On September 7, 2017, the Eleventh Circuit in Hicks v. City of Tuscaloosa, 16-13003 held that breastfeeding is covered under the Pregnancy Discrimination Act (“PDA”).  In Hicks, the plaintiff was a police officer with the Tuscaloosa Police Department.  Hicks’ doctor recommended that the Plaintiff be considered for alternative duties because the ballistic vest could cause breast infections that could cause an inability to breastfeed.  Plaintiff’s supervisor, however, did not believe Hicks had any limitations and told her she could either not wear a vest or wear a vest that could be “specially fitted” for her.  To Hicks, not wearing a vest was not an accommodation because it was dangerous and the “specially fitted” vest option would be ineffective because those vests left “gaping, dangerous holes.”  Hicks resigned and filed her lawsuit asserting, among other things, that the City violated the PDA by compelling her to resign after refusing her an accommodation to breastfeed at work.

The jury found that the City’s action in refusing an accommodation afforded to other employees (in the past, the department had modified working conditions for male officers for various reasons) constituted a constructive discharge.  The Eleventh Circuit, citing to a prior Fifth Circuit decision, found that the “denial of accommodation for a breastfeeding employee violated the PDA when it amounted to constructive discharge.”

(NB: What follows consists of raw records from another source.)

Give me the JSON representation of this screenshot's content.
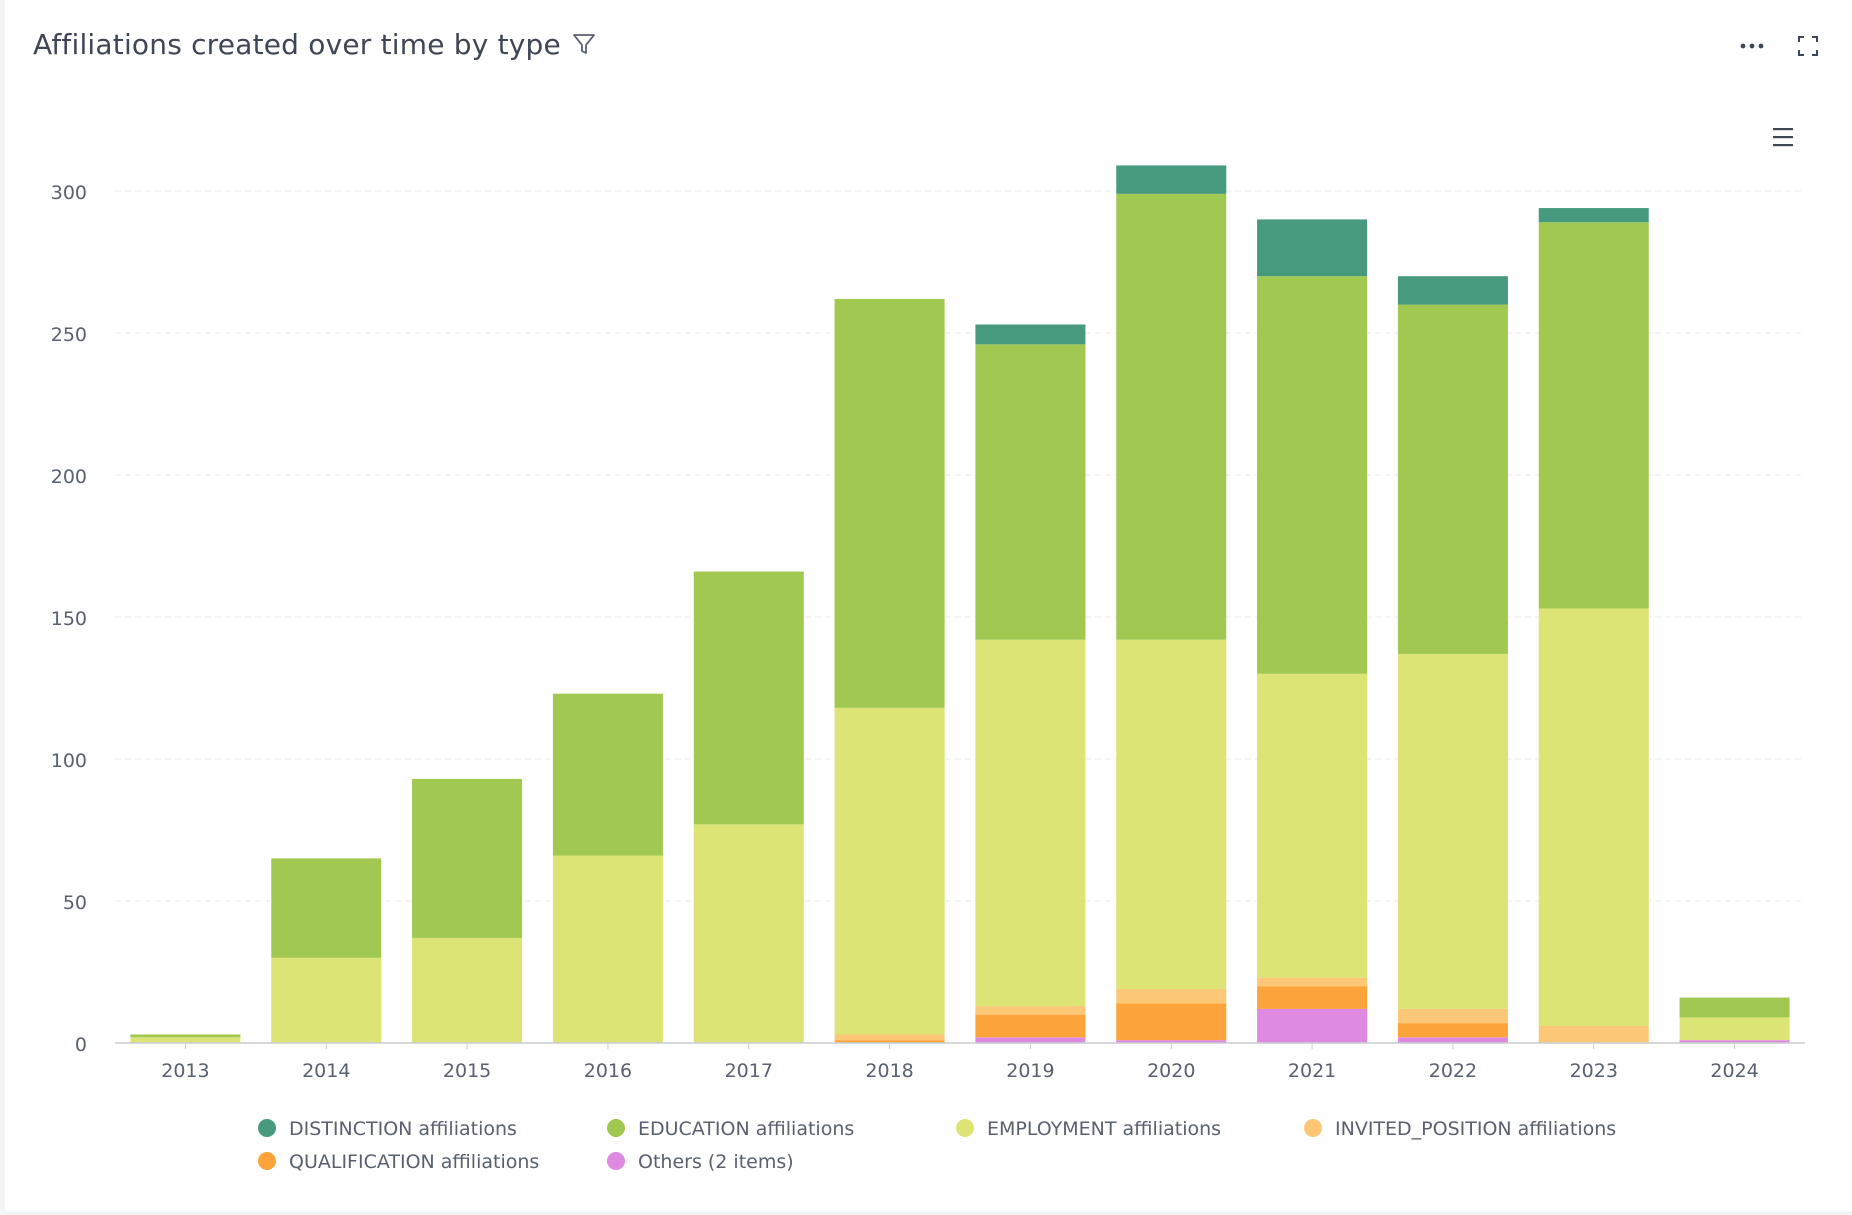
{
  "header": {
    "title": "Affiliations created over time by type",
    "filter_icon": "filter-icon",
    "more_icon": "more-horizontal-icon",
    "expand_icon": "expand-icon",
    "menu_icon": "hamburger-menu-icon"
  },
  "colors": {
    "DISTINCTION": "#479a7e",
    "EDUCATION": "#a1c851",
    "EMPLOYMENT": "#dce476",
    "INVITED_POSITION": "#fcc777",
    "QUALIFICATION": "#fca439",
    "OTHERS": "#de8ae3",
    "axis_text": "#59606e",
    "grid": "#ebebeb",
    "title": "#3f4654"
  },
  "chart_data": {
    "type": "bar",
    "stacked": true,
    "title": "Affiliations created over time by type",
    "xlabel": "",
    "ylabel": "",
    "ylim": [
      0,
      300
    ],
    "yticks": [
      0,
      50,
      100,
      150,
      200,
      250,
      300
    ],
    "grid": true,
    "legend_position": "bottom",
    "categories": [
      "2013",
      "2014",
      "2015",
      "2016",
      "2017",
      "2018",
      "2019",
      "2020",
      "2021",
      "2022",
      "2023",
      "2024"
    ],
    "series": [
      {
        "name": "Others (2 items)",
        "key": "OTHERS",
        "values": [
          0,
          0,
          0,
          0,
          0,
          0,
          2,
          1,
          12,
          2,
          0,
          1
        ]
      },
      {
        "name": "QUALIFICATION affiliations",
        "key": "QUALIFICATION",
        "values": [
          0,
          0,
          0,
          0,
          0,
          1,
          8,
          13,
          8,
          5,
          0,
          0
        ]
      },
      {
        "name": "INVITED_POSITION affiliations",
        "key": "INVITED_POSITION",
        "values": [
          0,
          0,
          0,
          0,
          0,
          2,
          3,
          5,
          3,
          5,
          6,
          0
        ]
      },
      {
        "name": "EMPLOYMENT affiliations",
        "key": "EMPLOYMENT",
        "values": [
          2,
          30,
          37,
          66,
          77,
          115,
          129,
          123,
          107,
          125,
          147,
          8
        ]
      },
      {
        "name": "EDUCATION affiliations",
        "key": "EDUCATION",
        "values": [
          1,
          35,
          56,
          57,
          89,
          144,
          104,
          157,
          140,
          123,
          136,
          7
        ]
      },
      {
        "name": "DISTINCTION affiliations",
        "key": "DISTINCTION",
        "values": [
          0,
          0,
          0,
          0,
          0,
          0,
          7,
          10,
          20,
          10,
          5,
          0
        ]
      }
    ],
    "legend": [
      {
        "name": "DISTINCTION affiliations",
        "key": "DISTINCTION"
      },
      {
        "name": "EDUCATION affiliations",
        "key": "EDUCATION"
      },
      {
        "name": "EMPLOYMENT affiliations",
        "key": "EMPLOYMENT"
      },
      {
        "name": "INVITED_POSITION affiliations",
        "key": "INVITED_POSITION"
      },
      {
        "name": "QUALIFICATION affiliations",
        "key": "QUALIFICATION"
      },
      {
        "name": "Others (2 items)",
        "key": "OTHERS"
      }
    ]
  }
}
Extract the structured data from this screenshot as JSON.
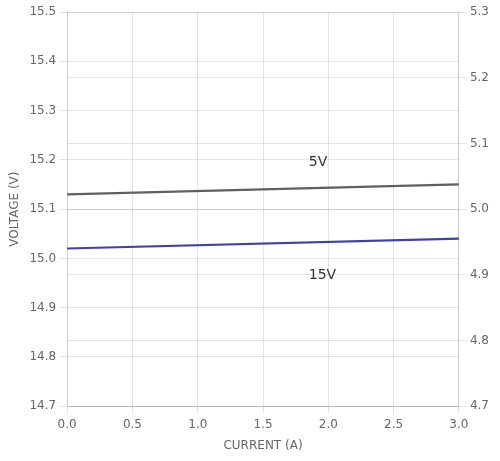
{
  "chart_data": {
    "type": "line",
    "xlabel": "CURRENT (A)",
    "ylabel": "VOLTAGE (V)",
    "x": [
      0.0,
      3.0
    ],
    "series": [
      {
        "color": "#606060",
        "values": [
          15.13,
          15.15
        ]
      },
      {
        "color": "#4040aa",
        "values": [
          15.02,
          15.04
        ]
      }
    ],
    "annotations": [
      {
        "text": "5V",
        "x": 1.85,
        "y": 15.195
      },
      {
        "text": "15V",
        "x": 1.85,
        "y": 14.965
      }
    ],
    "xlim": [
      0,
      3
    ],
    "xticks": [
      {
        "value": 0,
        "label": "0.0"
      },
      0.5,
      {
        "value": 1.0,
        "label": "1.0"
      },
      1.5,
      {
        "value": 2.0,
        "label": "2.0"
      },
      2.5,
      {
        "value": 3.0,
        "label": "3.0"
      }
    ],
    "ylim": [
      14.7,
      15.5
    ],
    "yticks": [
      14.7,
      14.8,
      14.9,
      {
        "value": 15.0,
        "label": "15.0"
      },
      15.1,
      15.2,
      15.3,
      15.4,
      15.5
    ],
    "y2lim": [
      4.7,
      5.3
    ],
    "y2ticks": [
      4.7,
      4.8,
      4.9,
      {
        "value": 5.0,
        "label": "5.0"
      },
      5.1,
      5.2,
      5.3
    ],
    "grid": true
  }
}
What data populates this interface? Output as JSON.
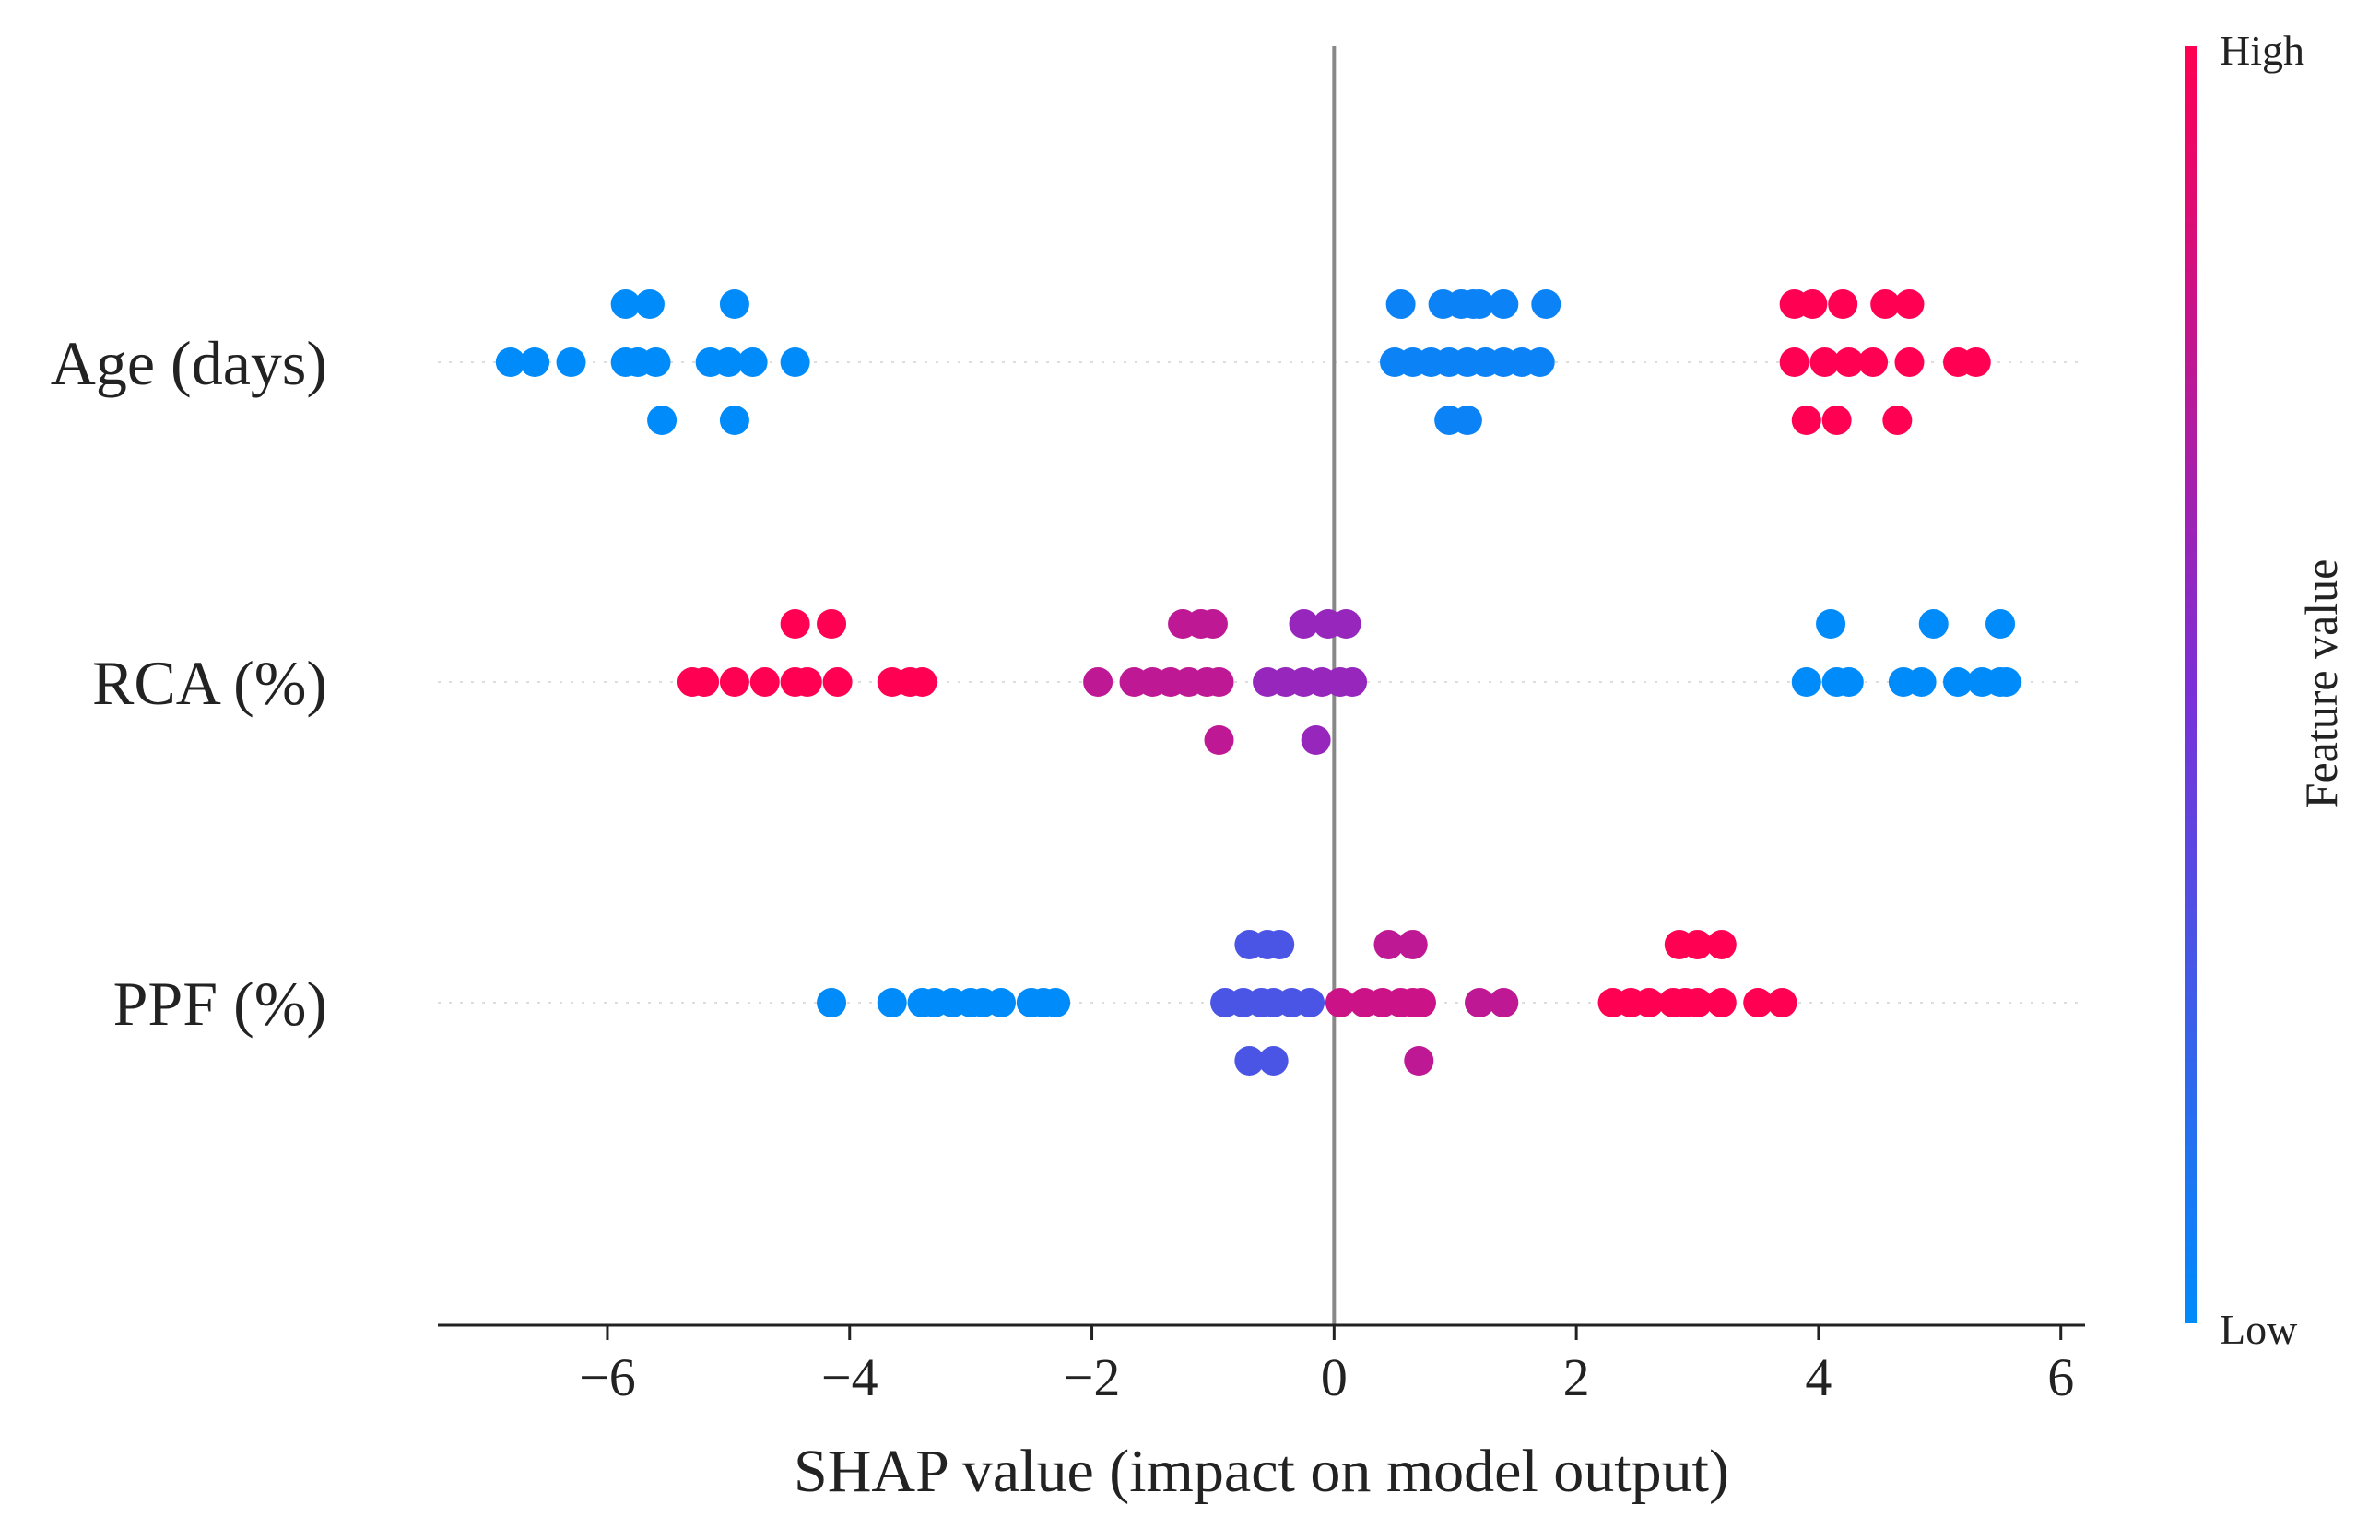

Several state and local laws require employers to provide accommodations for breastfeeding employees (see, e.g., https://www.jacksonlewis.com/publication/what-employers-need-know-about-new-york-city-pregnancy-accommodation-enforcement-guidance).  However, all employers should be mindful that the ruling in Hicks represents the second time a federal appellate court has reached the conclusion that discrimination because a woman is breastfeeding is prohibited under the PDA, and revise their policies and procedures accordingly.